Он написал о нем роман, ставший любимым чтением для детей и взрослых, роман, который один, по мнению Горького, «гасит всю сухую, бессильную болтовню не только одного Мережковского».

3

В 1919 году студент первого курса, служивший в студенческой столовке хлеборезом, поэт и частый посетитель московского «Кафе поэтов», я бродил по военной, заваленной снегом Москве с туманной головой и неопределенным, но страстным стремлением поразить человечество: чем — неизвестно, но непременно поразить, и как можно скорее! Тынянов, приехав из Петрограда в командировку, нашел меня и уговорил переехать к нему.

Сам не знаю, почему мне пришлась по душе эта мысль. Может быть, потому, что город Пушкина, Петра, Медного всадника, декабрьского восстания был одним из тех городов, которые стоило завоевать, тем более что в Москве мне не удалось добиться признания даже той маленькой поэтической группы, которая называлась, не помню, «Зеленое кольцо» или что-то в этом роде и в которую входили самые разнообразные люди, в том числе даже будущий известный врач-гинеколог.

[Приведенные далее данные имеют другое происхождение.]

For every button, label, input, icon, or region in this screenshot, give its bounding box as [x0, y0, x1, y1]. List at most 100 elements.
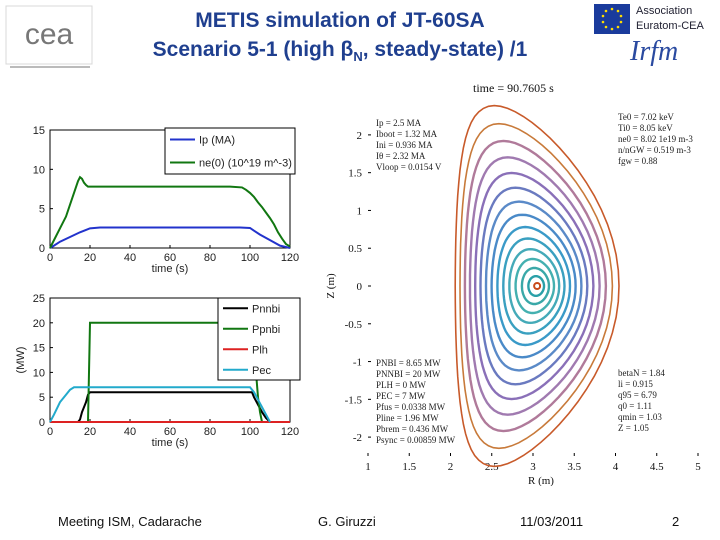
equilibrium-title: time = 90.7605 s: [473, 81, 554, 95]
cea-logo-text: cea: [25, 18, 74, 51]
x-tick-label: 4.5: [650, 461, 664, 473]
flux-surface: [527, 275, 546, 297]
flux-surface: [468, 156, 601, 416]
y-tick-label: 25: [33, 293, 45, 305]
annotation-top-left: Iboot = 1.32 MA: [376, 129, 438, 139]
flux-surface: [459, 122, 614, 450]
irfm-logo: Irfm: [630, 36, 679, 67]
flux-surface: [454, 104, 620, 468]
annotation-bottom-left: Psync = 0.00859 MW: [376, 435, 456, 445]
annotation-top-left: Vloop = 0.0154 V: [376, 162, 442, 172]
flux-surface: [473, 171, 595, 401]
footer-event: Meeting ISM, Cadarache: [58, 514, 202, 529]
y-axis-label: Z (m): [325, 273, 337, 299]
x-tick-label: 120: [281, 252, 299, 264]
y-tick-label: 0: [357, 281, 363, 293]
legend-label: Ppnbi: [252, 324, 280, 336]
annotation-top-left: Ip = 2.5 MA: [376, 118, 422, 128]
annotation-top-right: n/nGW = 0.519 m-3: [618, 145, 691, 155]
x-tick-label: 2.5: [485, 461, 499, 473]
x-axis-label: time (s): [152, 437, 189, 449]
y-tick-label: 20: [33, 318, 45, 330]
y-tick-label: 1.5: [348, 168, 362, 180]
x-tick-label: 2: [448, 461, 454, 473]
annotation-bottom-left: PLH = 0 MW: [376, 380, 426, 390]
flux-surface: [463, 139, 608, 433]
annotation-top-right: Te0 = 7.02 keV: [618, 112, 674, 122]
x-tick-label: 120: [281, 426, 299, 438]
legend-label: Plh: [252, 344, 268, 356]
annotation-top-right: fgw = 0.88: [618, 156, 658, 166]
series-line-pec: [49, 386, 271, 423]
x-tick-label: 5: [695, 461, 701, 473]
x-tick-label: 100: [241, 252, 259, 264]
y-tick-label: -0.5: [345, 319, 363, 331]
y-tick-label: 5: [39, 204, 45, 216]
x-tick-label: 40: [124, 426, 136, 438]
legend-label: Pec: [252, 365, 271, 377]
x-tick-label: 0: [47, 426, 53, 438]
x-tick-label: 1: [365, 461, 371, 473]
annotation-bottom-right: q95 = 6.79: [618, 390, 657, 400]
x-tick-label: 20: [84, 426, 96, 438]
flux-surface: [502, 237, 566, 335]
y-tick-label: 10: [33, 367, 45, 379]
equilibrium-flux-surfaces-chart: time = 90.7605 s 1 1.5 2 2.5 3 3.5 4 4.5 5 -2 -1.5 -…: [325, 81, 701, 486]
flux-surface: [490, 213, 577, 359]
annotation-bottom-left: Pfus = 0.0338 MW: [376, 402, 446, 412]
x-tick-label: 20: [84, 252, 96, 264]
x-tick-label: 60: [164, 252, 176, 264]
y-tick-label: 0: [39, 243, 45, 255]
annotation-bottom-left: PNBI = 8.65 MW: [376, 358, 441, 368]
annotation-top-right: ne0 = 8.02 1e19 m-3: [618, 134, 693, 144]
x-tick-label: 4: [613, 461, 619, 473]
footer-date: 11/03/2011: [520, 514, 584, 529]
footer-page-number: 2: [672, 514, 680, 529]
cea-logo: cea: [4, 4, 96, 70]
annotation-bottom-right: li = 0.915: [618, 379, 653, 389]
y-tick-label: 1: [357, 205, 363, 217]
legend-box: [217, 297, 301, 381]
annotation-top-left: Ini = 0.936 MA: [376, 140, 433, 150]
flux-surface: [514, 257, 556, 315]
annotation-bottom-right: Z = 1.05: [618, 423, 649, 433]
y-tick-label: 15: [33, 343, 45, 355]
annotation-bottom-right: qmin = 1.03: [618, 412, 662, 422]
y-tick-label: 5: [39, 392, 45, 404]
annotation-bottom-left: Pbrem = 0.436 MW: [376, 424, 449, 434]
series-line-ip: [49, 226, 291, 249]
annotation-top-left: Iθ = 2.32 MA: [376, 151, 426, 161]
flux-surface: [508, 247, 561, 325]
y-tick-label: 2: [357, 130, 363, 142]
title-line-1: METIS simulation of JT-60SA: [195, 9, 485, 32]
x-tick-label: 100: [241, 426, 259, 438]
annotation-bottom-left: Pline = 1.96 MW: [376, 413, 439, 423]
annotation-bottom-left: PEC = 7 MW: [376, 391, 426, 401]
title-line-2: Scenario 5-1 (high βN, steady-state) /1: [152, 38, 528, 65]
y-tick-label: -2: [353, 432, 362, 444]
legend-box: [164, 127, 296, 175]
series-line-ne(0): [49, 175, 291, 249]
x-tick-label: 1.5: [402, 461, 416, 473]
flux-surface: [496, 225, 572, 347]
y-tick-label: 10: [33, 164, 45, 176]
annotation-bottom-left: PNNBI = 20 MW: [376, 369, 441, 379]
legend-label: Ip (MA): [199, 135, 235, 147]
x-tick-label: 80: [204, 426, 216, 438]
x-axis-label: time (s): [152, 263, 189, 275]
y-axis-label: (MW): [15, 347, 27, 374]
legend-label: ne(0) (10^19 m^-3): [199, 158, 292, 170]
x-tick-label: 3: [530, 461, 536, 473]
flux-surface: [479, 186, 589, 386]
annotation-bottom-right: betaN = 1.84: [618, 368, 665, 378]
flux-surface: [520, 266, 551, 306]
y-tick-label: 15: [33, 125, 45, 137]
x-tick-label: 0: [47, 252, 53, 264]
series-line-pnnbi: [50, 391, 271, 423]
euratom-cea-label: Euratom-CEA: [636, 20, 704, 32]
annotation-top-right: Ti0 = 8.05 keV: [618, 123, 673, 133]
euratom-logo-block: Association Euratom-CEA Irfm: [592, 2, 720, 74]
annotation-bottom-right: q0 = 1.11: [618, 401, 652, 411]
heating-power-chart: 0 20 40 60 80 100 120 0 5 10 15 20 25 time (s) (MW) Pnn…: [15, 293, 301, 449]
association-label: Association: [636, 5, 693, 17]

Тынянов стал работать переводчиком во французском отделе Коминтерна, едва только тот был создан. Об этом стоит упомянуть, потому что в то время, когда развертывалась гражданская война, когда почти ни одно учреждение не работало, всюду царил саботаж, — поступление на советскую службу, да еще в Коминтерн, было не случайностью, а поступком.